Since all of these approaches have significant shortcomings in meeting the single search box goal, what is the best approach to take? The software tools we have at our disposal include Voyager, Encompass, SFX, ColdFusion, ContentDM, dtSearch and a few as yet unexplored products like DSPACE and Meridian. Ignoring the latter for the time being, is there any way to use this tool set better?
While we can’t provide much in the way of multi-resource, multi-server searches, we can provide tools to at least generate the appropriate queries (via constructed URLs) for various resource types. We already do this for journals/ejournals, by creating a journal
title (or issn) search of the catalogue at the same time we search our ejournal database. We should investigate extending this to other resource types (e.g. local digital collections). As well, we should:
• Set up a main Electronic Resources page to provide better access to our various resource types.
• Investigate direct (read-only) access of our catalogue and SFX server using ColdFusion. This might make it possible to display records from both, along with records from our ejournal and article indexes databases.
• Continue to monitor ERA for improvements both in performance and addition of reliable “connectors”, as this provides our only federated searching capability.
• Investigate OAI-PMH to harvest local metadata, as well as require all data repositories we make available to be OAI-PMH compliant.
• Investigate spidering all local digital collections, to provide “federated searching” through a tool like dtSearch.

What might a single main electronic resource page look like?
What is ERA?
This is an exciting prospect:
“Investigate direct (read-only) access of our catalogue and SFX server using ColdFusion. This might make it possible to display records from both, along with records from our ejournal and article indexes databases.”
Finally, how will newest iteration
of SFX: effect how & what subject headings
will be added to E Journals?
What might a single main electronic resource page look like?
A number of academic libraries direct users to a single page.
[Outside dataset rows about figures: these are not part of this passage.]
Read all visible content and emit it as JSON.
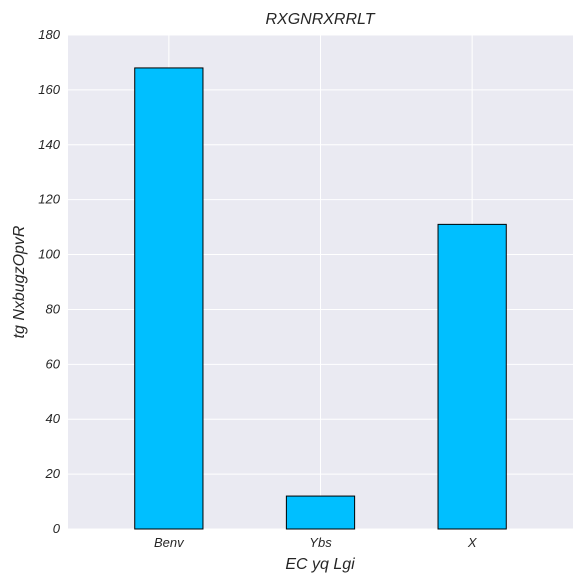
{
  "chart_data": {
    "type": "bar",
    "title": "RXGNRXRRLT",
    "xlabel": "EC yq Lgi",
    "ylabel": "tg NxbugzOpvR",
    "categories": [
      "Benv",
      "Ybs",
      "X"
    ],
    "values": [
      168,
      12,
      111
    ],
    "ylim": [
      0,
      180
    ],
    "yticks": [
      0,
      20,
      40,
      60,
      80,
      100,
      120,
      140,
      160,
      180
    ],
    "grid": true,
    "legend": "none",
    "colors": {
      "bar": "#00bfff",
      "bar_edge": "#000000",
      "plot_background": "#eaeaf2",
      "grid": "#ffffff",
      "text": "#262626"
    }
  }
}
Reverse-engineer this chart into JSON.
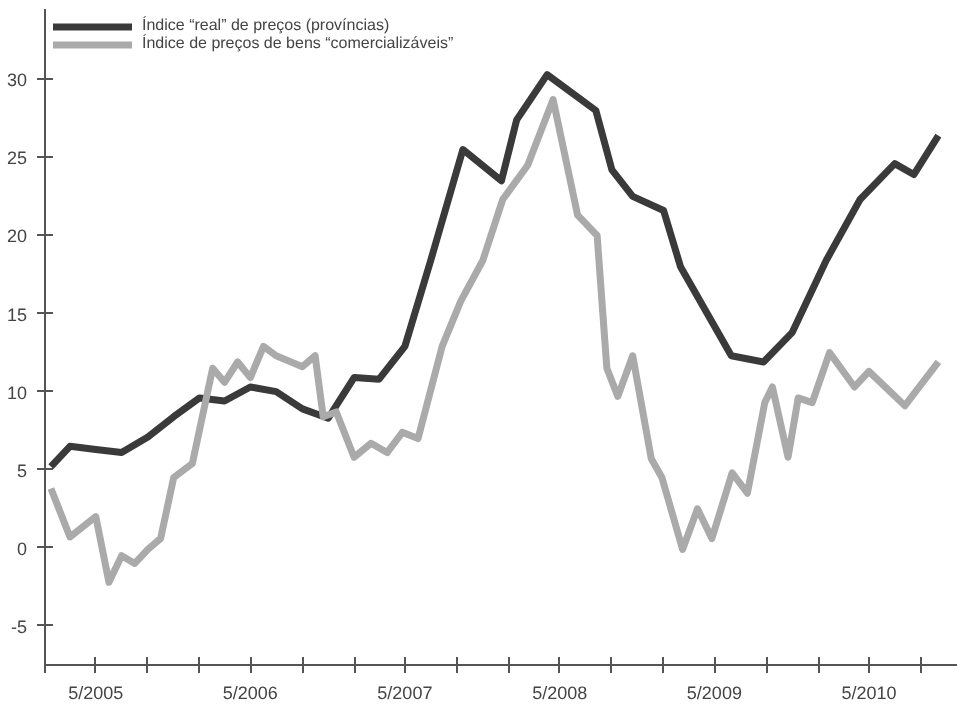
{
  "chart_data": {
    "type": "line",
    "xlim": [
      "2005-01",
      "2010-11-25"
    ],
    "ylim": [
      -7.5,
      34.5
    ],
    "xticks": [
      {
        "value": "2005-01",
        "label": null
      },
      {
        "value": "2005-05",
        "label": "5/2005"
      },
      {
        "value": "2005-09",
        "label": null
      },
      {
        "value": "2006-01",
        "label": null
      },
      {
        "value": "2006-05",
        "label": "5/2006"
      },
      {
        "value": "2006-09",
        "label": null
      },
      {
        "value": "2007-01",
        "label": null
      },
      {
        "value": "2007-05",
        "label": "5/2007"
      },
      {
        "value": "2007-09",
        "label": null
      },
      {
        "value": "2008-01",
        "label": null
      },
      {
        "value": "2008-05",
        "label": "5/2008"
      },
      {
        "value": "2008-09",
        "label": null
      },
      {
        "value": "2009-01",
        "label": null
      },
      {
        "value": "2009-05",
        "label": "5/2009"
      },
      {
        "value": "2009-09",
        "label": null
      },
      {
        "value": "2010-01",
        "label": null
      },
      {
        "value": "2010-05",
        "label": "5/2010"
      },
      {
        "value": "2010-09",
        "label": null
      }
    ],
    "yticks": [
      -5,
      0,
      5,
      10,
      15,
      20,
      25,
      30
    ],
    "grid": false,
    "legend": "top left",
    "line_style": "solid",
    "marker": "none",
    "series": [
      {
        "name": "Índice “real” de preços (províncias)",
        "color": "#3a3a3a",
        "x": [
          "2005-01-15",
          "2005-03",
          "2005-05",
          "2005-07",
          "2005-09",
          "2005-11",
          "2006-01",
          "2006-03",
          "2006-05",
          "2006-07",
          "2006-09",
          "2006-11",
          "2007-01",
          "2007-03",
          "2007-05",
          "2007-07",
          "2007-09-15",
          "2007-12-15",
          "2008-01-20",
          "2008-04",
          "2008-07-25",
          "2008-09",
          "2008-10-20",
          "2009-01",
          "2009-02-10",
          "2009-06-10",
          "2009-08-25",
          "2009-11",
          "2010-01-20",
          "2010-04-10",
          "2010-07",
          "2010-08-15",
          "2010-10-12"
        ],
        "values": [
          5.2,
          6.5,
          6.3,
          6.1,
          7.1,
          8.4,
          9.6,
          9.4,
          10.3,
          10.0,
          8.9,
          8.3,
          10.9,
          10.8,
          12.9,
          18.4,
          25.5,
          23.5,
          27.4,
          30.3,
          28,
          24.2,
          22.5,
          21.6,
          18,
          12.3,
          11.9,
          13.8,
          18.4,
          22.3,
          24.6,
          23.9,
          26.4
        ]
      },
      {
        "name": "Índice de preços de bens “comercializáveis”",
        "color": "#aaaaaa",
        "x": [
          "2005-01-15",
          "2005-03",
          "2005-05",
          "2005-06",
          "2005-07",
          "2005-08",
          "2005-09",
          "2005-10",
          "2005-11",
          "2005-12-15",
          "2006-02",
          "2006-03",
          "2006-04",
          "2006-05",
          "2006-06",
          "2006-07",
          "2006-09",
          "2006-10",
          "2006-10-20",
          "2006-11-20",
          "2007-01",
          "2007-02-10",
          "2007-03-20",
          "2007-04-25",
          "2007-06",
          "2007-07-28",
          "2007-09-10",
          "2007-11",
          "2007-12-18",
          "2008-02-15",
          "2008-04-15",
          "2008-06-12",
          "2008-07-28",
          "2008-08-20",
          "2008-09-15",
          "2008-10-20",
          "2008-12-03",
          "2008-12-28",
          "2009-02-15",
          "2009-03-22",
          "2009-04-25",
          "2009-06-12",
          "2009-07-18",
          "2009-08-28",
          "2009-09-15",
          "2009-10-22",
          "2009-11-15",
          "2009-12-18",
          "2010-01-28",
          "2010-03-28",
          "2010-05",
          "2010-07-25",
          "2010-10-12"
        ],
        "values": [
          3.8,
          0.7,
          2.0,
          -2.2,
          -0.5,
          -1.0,
          -0.1,
          0.6,
          4.5,
          5.4,
          11.5,
          10.6,
          11.9,
          10.9,
          12.9,
          12.3,
          11.6,
          12.3,
          8.4,
          8.7,
          5.8,
          6.7,
          6.1,
          7.4,
          7.0,
          12.9,
          15.8,
          18.4,
          22.3,
          24.5,
          28.7,
          21.3,
          20,
          11.5,
          9.7,
          12.3,
          5.7,
          4.5,
          -0.1,
          2.5,
          0.6,
          4.8,
          3.5,
          9.3,
          10.3,
          5.8,
          9.6,
          9.3,
          12.5,
          10.3,
          11.3,
          9.1,
          11.9
        ]
      }
    ]
  }
}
Some examples include:
Harvard
U. of Pennsylvania
U. of Toronto
Northwestern
What is ERA?
Encompass for Resource Access
This is an exciting prospect …
Yes; the ability to query multiple remote databases through ODBC or JDBC and display the results could be very useful.
Finally, how will newest iteration
of SFX: effect how & what subject headings
will be added to E Journals?
Subject fields is one of the “value added” services library staff provides. It has become increasingly difficult as the number of titles has increased. Whether the subject headings provided by SFX will be both relevant and accessible is an issue for exploration and discussion.
I looked at the Harvard single access point/main page example and Wow! Everything is there in one clear intuitive HCI friendly layout. the top 15, the icons (including db graphic)and key, the ‘A-Z’ (plus numerics), and “Find it!” what a good meaningful local name for SFX.
Wondering where the connect from home info is or how they handle…is that why the PIN is required in front of every licenced access? And why is there a ‘supplementary’ journal list. Also notice no Information Resource page display before free resources, just a direct link.
Definately this idea merits consideration as a next step to improve services to our community. Thank you Tom. DW
U Penn offers Government Information as a resource type…I thoughtfully applied could be very useful. Does offer IR pages that can be skipped.